Although CISA does not require the removal of personal information from defensive measures, the CISA guidance highlights the possibility that a defensive measure may contain a cyber threat indicator. Thus, removal of personal information may be required “for information within the defensive measure that is also a cyber threat indicator.”
Businesses may share cyber threat indicators and defensive measures through several mechanisms:
- Through the DHS “Automated Indicator Sharing” (AIS) initiative, which would require participants to obtain a client that communicates with DHS servers. This initiative would facilitate the sharing of structured data using standardized fields and communication protocols “in a secure and automated manner”
- Through a DHS web form and email
- Through Information Sharing and Analysis Organizations and Centers (ISAOs and ISACs) – which, in turn, will share the data with DHS
- With other federal or non-federal entities
However, when sharing data with the federal government under CISA, sharing must be with DHS in order for liability protection to attach. Sharing with other federal entities, such as the FBI or Department of Defense, will not provide liability protection, although other legal protections provided by CISA would be available (e.g., an exemption from federal antitrust laws and federal and state freedom of information and similar laws, and a non-waiver of any applicable privilege).
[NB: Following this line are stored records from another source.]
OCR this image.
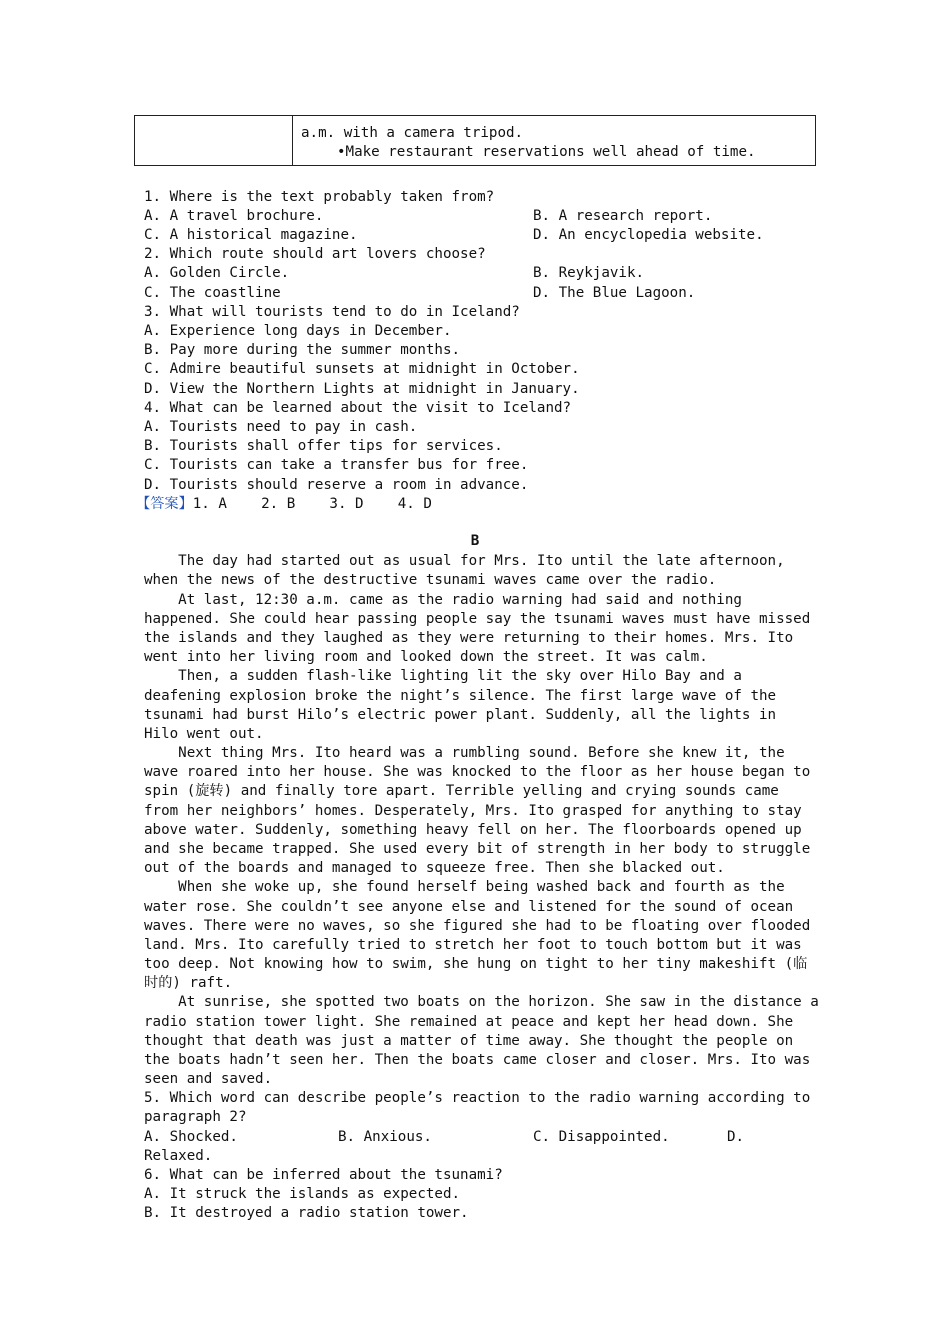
a.m. with a camera tripod.
•Make restaurant reservations well ahead of time.
1. Where is the text probably taken from?
A. A travel brochure.	B. A research report.
C. A historical magazine.	D. An encyclopedia website.
2. Which route should art lovers choose?
A. Golden Circle.	B. Reykjavik.
C. The coastline	D. The Blue Lagoon.
3. What will tourists tend to do in Iceland?
A. Experience long days in December.
B. Pay more during the summer months.
C. Admire beautiful sunsets at midnight in October.
D. View the Northern Lights at midnight in January.
4. What can be learned about the visit to Iceland?
A. Tourists need to pay in cash.
B. Tourists shall offer tips for services.
C. Tourists can take a transfer bus for free.
D. Tourists should reserve a room in advance.
【答案】1. A    2. B    3. D    4. D
B
The day had started out as usual for Mrs. Ito until the late afternoon,
when the news of the destructive tsunami waves came over the radio.
At last, 12:30 a.m. came as the radio warning had said and nothing
happened. She could hear passing people say the tsunami waves must have missed
the islands and they laughed as they were returning to their homes. Mrs. Ito
went into her living room and looked down the street. It was calm.
Then, a sudden flash-like lighting lit the sky over Hilo Bay and a
deafening explosion broke the night’s silence. The first large wave of the
tsunami had burst Hilo’s electric power plant. Suddenly, all the lights in
Hilo went out.
Next thing Mrs. Ito heard was a rumbling sound. Before she knew it, the
wave roared into her house. She was knocked to the floor as her house began to
spin (旋转) and finally tore apart. Terrible yelling and crying sounds came
from her neighbors’ homes. Desperately, Mrs. Ito grasped for anything to stay
above water. Suddenly, something heavy fell on her. The floorboards opened up
and she became trapped. She used every bit of strength in her body to struggle
out of the boards and managed to squeeze free. Then she blacked out.
When she woke up, she found herself being washed back and fourth as the
water rose. She couldn’t see anyone else and listened for the sound of ocean
waves. There were no waves, so she figured she had to be floating over flooded
land. Mrs. Ito carefully tried to stretch her foot to touch bottom but it was
too deep. Not knowing how to swim, she hung on tight to her tiny makeshift (临
时的) raft.
At sunrise, she spotted two boats on the horizon. She saw in the distance a
radio station tower light. She remained at peace and kept her head down. She
thought that death was just a matter of time away. She thought the people on
the boats hadn’t seen her. Then the boats came closer and closer. Mrs. Ito was
seen and saved.
5. Which word can describe people’s reaction to the radio warning according to
paragraph 2?
A. Shocked.	B. Anxious.	C. Disappointed.	D.
Relaxed.
6. What can be inferred about the tsunami?
A. It struck the islands as expected.
B. It destroyed a radio station tower.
When submitting information, a business must identify the business sector to which it belongs and its approximate geolocation (e.g., city and state). – This information will be shared among federal agencies. However, although a business must identify itself to DHS, the business may choose not to allow DHS to share its identity with other federal entities.
Receipt of Information by the Government
After DHS receives cyber threat indicators and defensive measures, the data will be analyzed via automated processes to identify errors, such as additional data fields that are not part of the AIS standard, missing required information, and the presence of extraneous personal information in the data. If errors are present, the information will be flagged for manual review. The cyber threat indicator or defensive measure will be shared automatically without the flagged fields and subsequently updated based on the results of the manual review. If a governmental agency identifies personal information that is known not to be directly related to uses authorized under CISA, the Privacy and Civil Liberties Interim Guidelines require the government to delete that information.
The CISA interim guidance provides a helpful explanation of the types of information that would be appropriate to share under CISA and provides an overview of how that sharing may occur. Final guidance is expected by June 15, 2016. Businesses that wish to share information with the government under CISA should review and evaluate their relevant policies to determine whether any updates may be warranted, pending issuance of the final guidance. We will continue to monitor updates to the CISA guidance and update this blog when the final guidance is issued.